Three blogs and a flyover
Posted: April 2, 2012 Filed under: Blogs and Bloggers, change, Reflections | Tags: blogging, blogs, change, growth 1 Comment »Back then, back when blogging was the only social media, well give or take Friends Reunited, the social bit was the links and the comments.
To a certain extent that’s all moved to platforms like Twitter, Facebook and the rest. Most of the interaction now takes place away from the blogs themselves. Does that alter their whole point? A post was written with the comment box beneath it in mind. If the comment box is obsolete does that change the content of the blog?
But links, links are still good. Links are what makes it all go round. Links continue to power Google so we can find all this stuff.

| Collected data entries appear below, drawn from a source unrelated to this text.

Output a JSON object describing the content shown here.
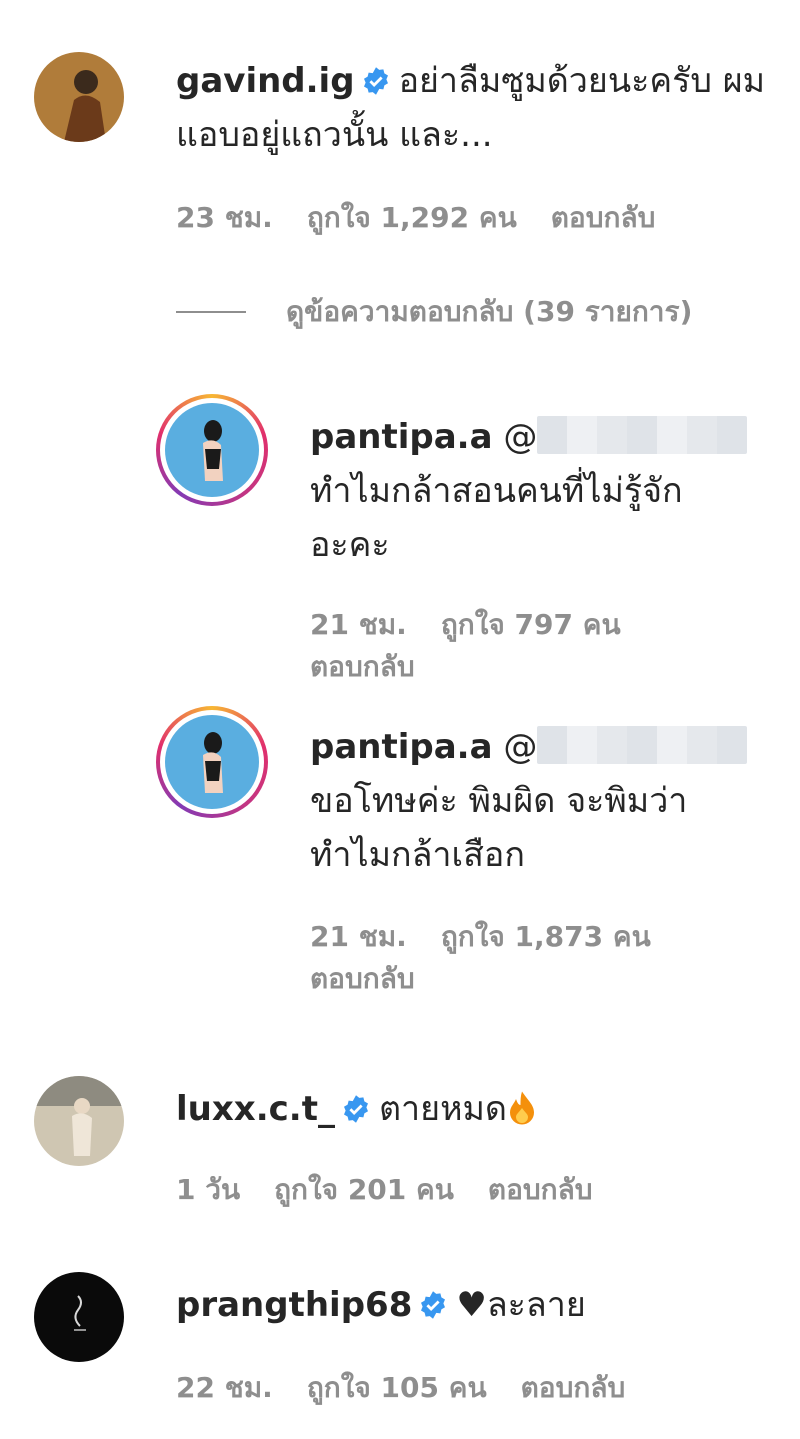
{
  "comments": [
    {
      "username": "gavind.ig",
      "text": "อย่าลืมซูมด้วยนะครับ ผมแอบอยู่แถวนั้น และ...",
      "time": "23 ชม.",
      "likes": "ถูกใจ 1,292 คน",
      "reply": "ตอบกลับ"
    },
    {
      "username": "luxx.c.t_",
      "text": "ตายหมด",
      "time": "1 วัน",
      "likes": "ถูกใจ 201 คน",
      "reply": "ตอบกลับ"
    },
    {
      "username": "prangthip68",
      "text": "♥ละลาย",
      "time": "22 ชม.",
      "likes": "ถูกใจ 105 คน",
      "reply": "ตอบกลับ"
    }
  ],
  "view_replies": "ดูข้อความตอบกลับ (39 รายการ)",
  "replies": [
    {
      "username": "pantipa.a",
      "mention": "@",
      "line1": "ทำไมกล้าสอนคนที่ไม่รู้จัก",
      "line2": "อะคะ",
      "time": "21 ชม.",
      "likes": "ถูกใจ 797 คน",
      "reply": "ตอบกลับ"
    },
    {
      "username": "pantipa.a",
      "mention": "@",
      "line1": "ขอโทษค่ะ พิมผิด จะพิมว่า",
      "line2": "ทำไมกล้าเสือก",
      "time": "21 ชม.",
      "likes": "ถูกใจ 1,873 คน",
      "reply": "ตอบกลับ"
    }
  ],
  "colors": {
    "text": "#262626",
    "meta": "#8e8e8e",
    "verified": "#3897f0",
    "avatar_story_ring": "#e1306c"
  },
  "icons": [
    "verified-badge-icon",
    "fire-emoji-icon"
  ]
}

So alongside the extensive blogroll on the right and alongside Vietnam Blogs. Here’s my three most-readable from Vietnam. Two from Hanoi and one from Ho Chi Minh City:
First off Debbie J Clare, sporadic but worth waiting for. Written beautifully.
Secondly, Antidote to Burnout, this is a long standing favourite who I hope we can persuade to blog more. The niche, architecture, specifically modern architecture, works particularly well because as expats we tend to be more impressed by tradition and history. I recall kids at KOTO telling me off for only taking pictures of things they considered old fashioned – ie bicycles, conical hats etc. That said, check out this for a little bit of Old Saigon.
Finally, aimed at the tourist, rather than the expat I do like the Travelfish Hanoi Blog. Again, like the two above it’s written with little comment, neither cooing glee nor tired cynicism. But if you’re thinking of visiting or coming to stay then it’s just about the best introduction I can imagine. Mercifully it avoids CNN GO’s increasingly irritating list format.
I particularly like Travelfish’s Hanoi People section and in particular the interview of Ian Paynton, (he of Oi Gioi Oi fame), particularly his description of last time he left the country when he “thought about Hanoi every day for two years.”
That was me once. Ian is currently working back in the UK and you’d bet on him coming back, not least because he’s become a little bit famous during his absence. No doubt he’s missing Hanoi all over again.
Before he went I had a brief online chat with him while he was chasing me for my Word column. I reminded him that leaving doesn’t mean you can’t come back. Something I am now reminding myself of as I start to cast the net wider as I look for new employment.
And the flyover, the flyover is just a flyover. Snapped on my way to my inlaws on Saturday night. In the West of the city the growth remains incredible. My current employers (I’m working my notice) just opened an English class there aiming to enrol 50 students, now they’re approaching three times that number. I read (a little too gleefully, or is just me?) reports of slowdowns yet the pace of it all seems as frantic as ever (“ These days, Hanoians do not have much to celebrate…”)
To me though, this is how it always was, only more so.



I am honored by your link to my blog Antidote to Burnout, and this must inspire me to get back to regular writing about and photographing Vietnamese modernist architecture, as well as thoughts about expat life in Viet Nam. I will follow up soon with some thoughts you have raised here about FB and Twitter vs. blogs, as well as on the slowdown in the economy vs. the reality of ongoing development.
Your links gave me an enjoyable holiday afternoon finding the new writing and information you referred to. It brought me to places I may have never enjoyed. That is the value of the links in blogs.